Al direttore - Il 25 luglio rispondendo alla lettera di Cecchini che giustamente stigmatizzava la notizia, per ora non smentita, secondo la quale il neonominato amministratore delegato della Cassa depositi e prestiti, Fabrizio Palermo, avrebbe promesso fedeltà nell’esercizio della carica al contratto di governo stipulato tra le forze della maggioranza, ha scritto che se Palermo si riferisse alle posizioni di Tria, allora non vi sarebbe “nessun problema”. Con ciò Ella verosimilmente ha voluto rimarcare la distanza tra la posizione del ministro, ritenuta corretta per il modo in cui vede il contratto in questione con emendamenti e alcune riserve, e quella del governo. La distinzione è opportuna. Resta, però, da rilevare che anche un eventuale riferimento della specie sarebbe inammissibile. Il manager, maggiormente se di una Spa pubblica del rilievo della Cdp, deve esercitare le funzioni che la legge e l’ordinamento in genere, nonché le delibere degli organi deliberativi e di controllo gli affidano. Non deve essere marchiato da aggettivi, come voleva Luigi Einaudi, né deve avere sponsorizzazioni partitiche, a cominciare dalla nomina che, invece, dovrebbe essere decisa sulla base di criteri oggettivi e predeterminati per la valutazione del merito. Ma, come si è detto, salvo smentite, il riferimento sarebbe, invece, proprio al contratto a cui Cecchini si è riferito, sicché si tratta di un fatto abnorme che si spera non segni l’inizio di una nuova fase, nella quale l’autonomia e indipendenza di soggetti come la Cdp (ancorché da sottoporre a verifiche a consuntivo), venga messa in questione attraverso il giuramento di fedeltà.

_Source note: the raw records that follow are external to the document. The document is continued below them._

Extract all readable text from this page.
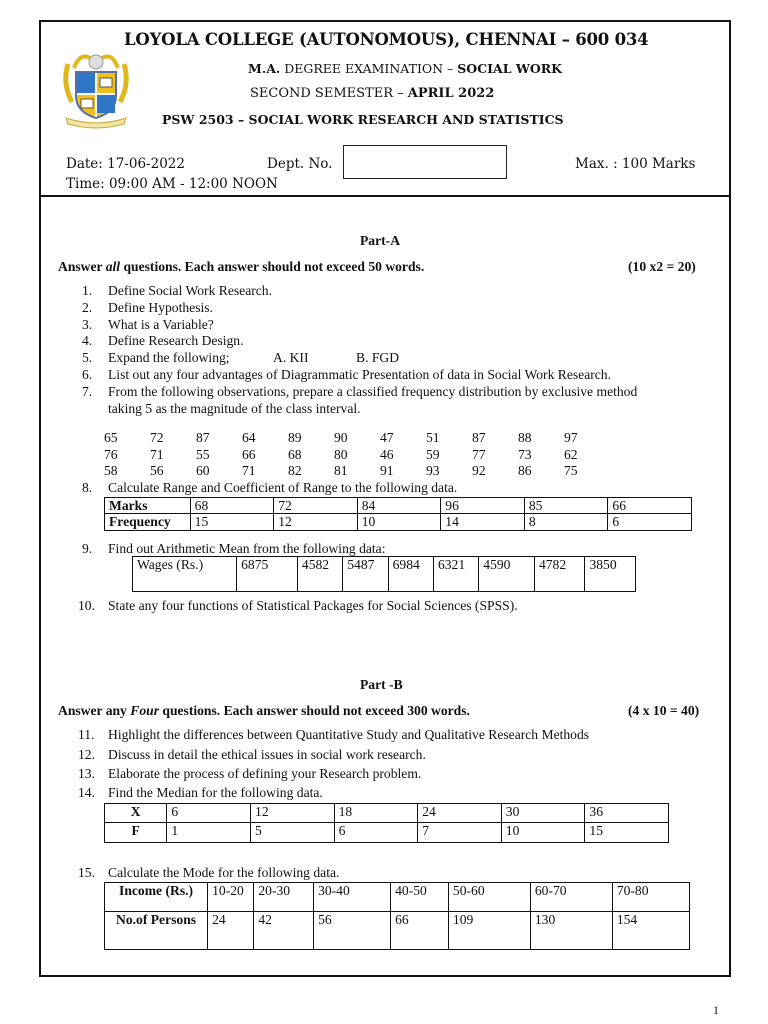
LOYOLA COLLEGE (AUTONOMOUS), CHENNAI – 600 034
M.A. DEGREE EXAMINATION – SOCIAL WORK
SECOND SEMESTER – APRIL 2022
PSW 2503 – SOCIAL WORK RESEARCH AND STATISTICS
Date: 17-06-2022	Dept. No.	Max. : 100 Marks
Time: 09:00 AM - 12:00 NOON
Part-A
Answer all questions. Each answer should not exceed 50 words.	(10 x2 = 20)
1. Define Social Work Research.
2. Define Hypothesis.
3. What is a Variable?
4. Define Research Design.
5. Expand the following;	A. KII	B. FGD
6. List out any four advantages of Diagrammatic Presentation of data in Social Work Research.
7. From the following observations, prepare a classified frequency distribution by exclusive method
taking 5 as the magnitude of the class interval.
65 72 87 64 89 90 47 51 87 88 97
76 71 55 66 68 80 46 59 77 73 62
58 56 60 71 82 81 91 93 92 86 75
8. Calculate Range and Coefficient of Range to the following data.
Marks	68	72	84	96	85	66
Frequency	15	12	10	14	8	6
9. Find out Arithmetic Mean from the following data:
Wages (Rs.)	6875	4582	5487	6984	6321	4590	4782	3850
10. State any four functions of Statistical Packages for Social Sciences (SPSS).
Part -B
Answer any Four questions. Each answer should not exceed 300 words.	(4 x 10 = 40)
11. Highlight the differences between Quantitative Study and Qualitative Research Methods
12. Discuss in detail the ethical issues in social work research.
13. Elaborate the process of defining your Research problem.
14. Find the Median for the following data.
X	6	12	18	24	30	36
F	1	5	6	7	10	15
15. Calculate the Mode for the following data.
Income (Rs.)	10-20	20-30	30-40	40-50	50-60	60-70	70-80
No.of Persons	24	42	56	66	109	130	154
1
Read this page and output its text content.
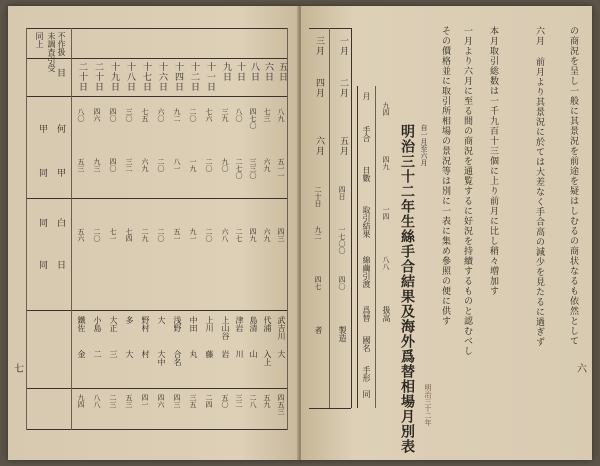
未調査引受 不作扱
同上
五日
六日
八日
十日
九日
十一日
十二日
十四日
十六日
十七日
十八日
十九日
二十日
二十日
目
何
甲
白
日
同
同
甲
同
八九
七三
四七〇
八〇
三九
七六
二〇
九二
六〇
七五
三〇
四〇
四六
八〇
五一一
六九
三三〇
二七〇
九〇
二〇
一九
八一
二〇
六九
三二
四〇
九三
五三
四三
六九
四九
二七
六八
二〇
九一
五一
二〇
二九
七四
七一
二〇
五六
武吉川
代浦
島清
津岩
上山谷
上川
中田
浅野
大
野村
多
大正
小島
鐵佐
大
入上
山
川
岩
藤
丸
合名
大中
村
大
三
二
金
四五三
五九
二八
三二
五〇
二四
三五
四三
四六
四一
五三
二三
八八
九四
七
一月
二月
三月
四月
五月
六月
四日
二十日
一七〇〇
九二
四〇
四七
製造
者
月
手合
日數
取引結果
綿繭引渡
爲替
國名
手形
同
九四
四九
一四
八八
扱高 明治三十二年生絲手合結果及海外爲替相場月別表 自一月至六月
明治三十二年
その價格並に取引所相場の景況等は別に一表に集め參照の便に供す 一月より六月に至る間の商況を通覧するに好況を持續するものと認むべし 本月取引総数は一千九百十三個に上り前月に比し稍々増加す	六月 前月より其景況に於ては大差なく手合高の減少を見たるに過ぎず	の商況を呈し一般に其景況を前途を疑はしむるの商状なるも依然として
六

Del resto, annodandosi ancor più anche con questi improvvidi comportamenti, se confermati, il legame tra Cdp e governo, il rischio di sconfinare nel perimetro del debito pubblico, da parte della stessa Cassa, e di una riclassificazione Eurostat, si farebbe evidente, con tutte le conseguenze. Con i più cordiali saluti.

Angelo De Mattia

  

I vertici di Cdp vengono scelti prima di tutto dal Mef. Il Mef risponde al governo. La Cdp risponde, direttamente o indirettamente, al governo. E’ così da sempre. Il punto non è se sia giusto o no che questo succeda ma qual è il contratto che si sceglie di seguire. Una Cdp sovranista, nazionalista, populista sarebbe una Cdp che forse piacerebbe a molti ma rischierebbe di aggravare invece che migliorare i problemi di un paese che non ha bisogno di uno stato più invasivo ma ha bisogno di un mercato più aperto.